C'est drôle, car je suis en train de lire le bouquin classique d'Alvin Toffler, Le choc du futur (Future Shock).
"Le choc du futur est le stress et la désorientation provoqués chez
les individus auxquels on fait vivre trop de changements dans un trop
petit intervalle de temps."
Je me rends compte qu'à mon âge, 31 ans, je commence déjà à être une victime du choc du futur. Il y a trop de choses nouvelles qui apparaissent, tel l'iPhone, et j'ai du mal à suivre…

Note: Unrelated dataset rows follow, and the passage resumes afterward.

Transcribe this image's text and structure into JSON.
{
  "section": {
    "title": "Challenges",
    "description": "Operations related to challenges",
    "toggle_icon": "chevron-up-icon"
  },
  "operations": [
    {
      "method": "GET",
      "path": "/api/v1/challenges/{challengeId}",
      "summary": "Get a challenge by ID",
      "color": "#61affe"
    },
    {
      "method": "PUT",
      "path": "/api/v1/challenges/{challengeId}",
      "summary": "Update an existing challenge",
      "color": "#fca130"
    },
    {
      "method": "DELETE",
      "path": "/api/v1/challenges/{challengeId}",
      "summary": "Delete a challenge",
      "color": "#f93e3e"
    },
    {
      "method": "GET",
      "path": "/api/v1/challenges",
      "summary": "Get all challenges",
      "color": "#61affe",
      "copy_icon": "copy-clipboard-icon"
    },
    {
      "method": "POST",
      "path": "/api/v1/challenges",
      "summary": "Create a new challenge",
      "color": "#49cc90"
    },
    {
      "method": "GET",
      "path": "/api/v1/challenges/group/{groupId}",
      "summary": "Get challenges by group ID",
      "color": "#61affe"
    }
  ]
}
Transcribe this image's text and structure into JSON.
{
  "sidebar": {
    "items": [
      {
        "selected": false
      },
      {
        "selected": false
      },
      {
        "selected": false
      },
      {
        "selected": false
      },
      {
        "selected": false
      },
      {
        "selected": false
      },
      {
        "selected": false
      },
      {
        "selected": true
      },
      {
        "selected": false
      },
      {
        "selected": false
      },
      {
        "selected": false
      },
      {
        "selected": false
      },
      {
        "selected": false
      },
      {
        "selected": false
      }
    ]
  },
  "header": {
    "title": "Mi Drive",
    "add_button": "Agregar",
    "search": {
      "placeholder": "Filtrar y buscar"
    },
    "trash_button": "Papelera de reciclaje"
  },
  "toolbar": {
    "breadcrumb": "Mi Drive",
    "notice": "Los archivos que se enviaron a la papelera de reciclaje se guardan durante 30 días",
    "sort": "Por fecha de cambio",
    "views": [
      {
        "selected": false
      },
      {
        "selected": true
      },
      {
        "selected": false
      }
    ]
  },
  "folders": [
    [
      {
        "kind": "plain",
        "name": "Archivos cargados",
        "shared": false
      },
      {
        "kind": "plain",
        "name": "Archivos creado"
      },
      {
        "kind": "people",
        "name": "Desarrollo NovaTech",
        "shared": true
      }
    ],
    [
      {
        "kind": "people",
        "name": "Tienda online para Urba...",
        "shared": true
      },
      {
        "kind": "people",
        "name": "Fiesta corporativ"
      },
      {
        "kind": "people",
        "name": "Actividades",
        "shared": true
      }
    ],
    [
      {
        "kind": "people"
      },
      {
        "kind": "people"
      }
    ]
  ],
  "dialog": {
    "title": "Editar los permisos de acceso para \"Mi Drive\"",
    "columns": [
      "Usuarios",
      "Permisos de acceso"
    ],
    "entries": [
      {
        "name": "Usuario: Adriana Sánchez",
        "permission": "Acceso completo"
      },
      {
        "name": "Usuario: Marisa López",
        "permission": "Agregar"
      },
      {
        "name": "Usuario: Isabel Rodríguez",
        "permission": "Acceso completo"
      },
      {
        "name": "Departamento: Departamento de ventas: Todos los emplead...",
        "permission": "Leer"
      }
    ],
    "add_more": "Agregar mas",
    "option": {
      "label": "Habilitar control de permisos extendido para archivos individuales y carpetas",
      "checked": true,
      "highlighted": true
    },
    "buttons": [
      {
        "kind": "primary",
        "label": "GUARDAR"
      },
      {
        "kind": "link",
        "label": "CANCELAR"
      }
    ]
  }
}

"Une des réactions les plus largement répandues à une mutation trop rapide, c'est le refus catégorique. Celui qui refuse toute nouveauté adopte une stratégie qui consiste à "bloquer" une réalité importune. […] Victime inconsciente du choc du futur, il court à la catastrophe sur le plan personnel. La tactique qu'il a adoptée le conduira à une crise unique et fondamentale lorsque, au contact du changement, il sera finalement contraint de s'adapter, alors qu'il n'aurait pu avoir à résoudre qu'une suite de problèmes moins cruciaux."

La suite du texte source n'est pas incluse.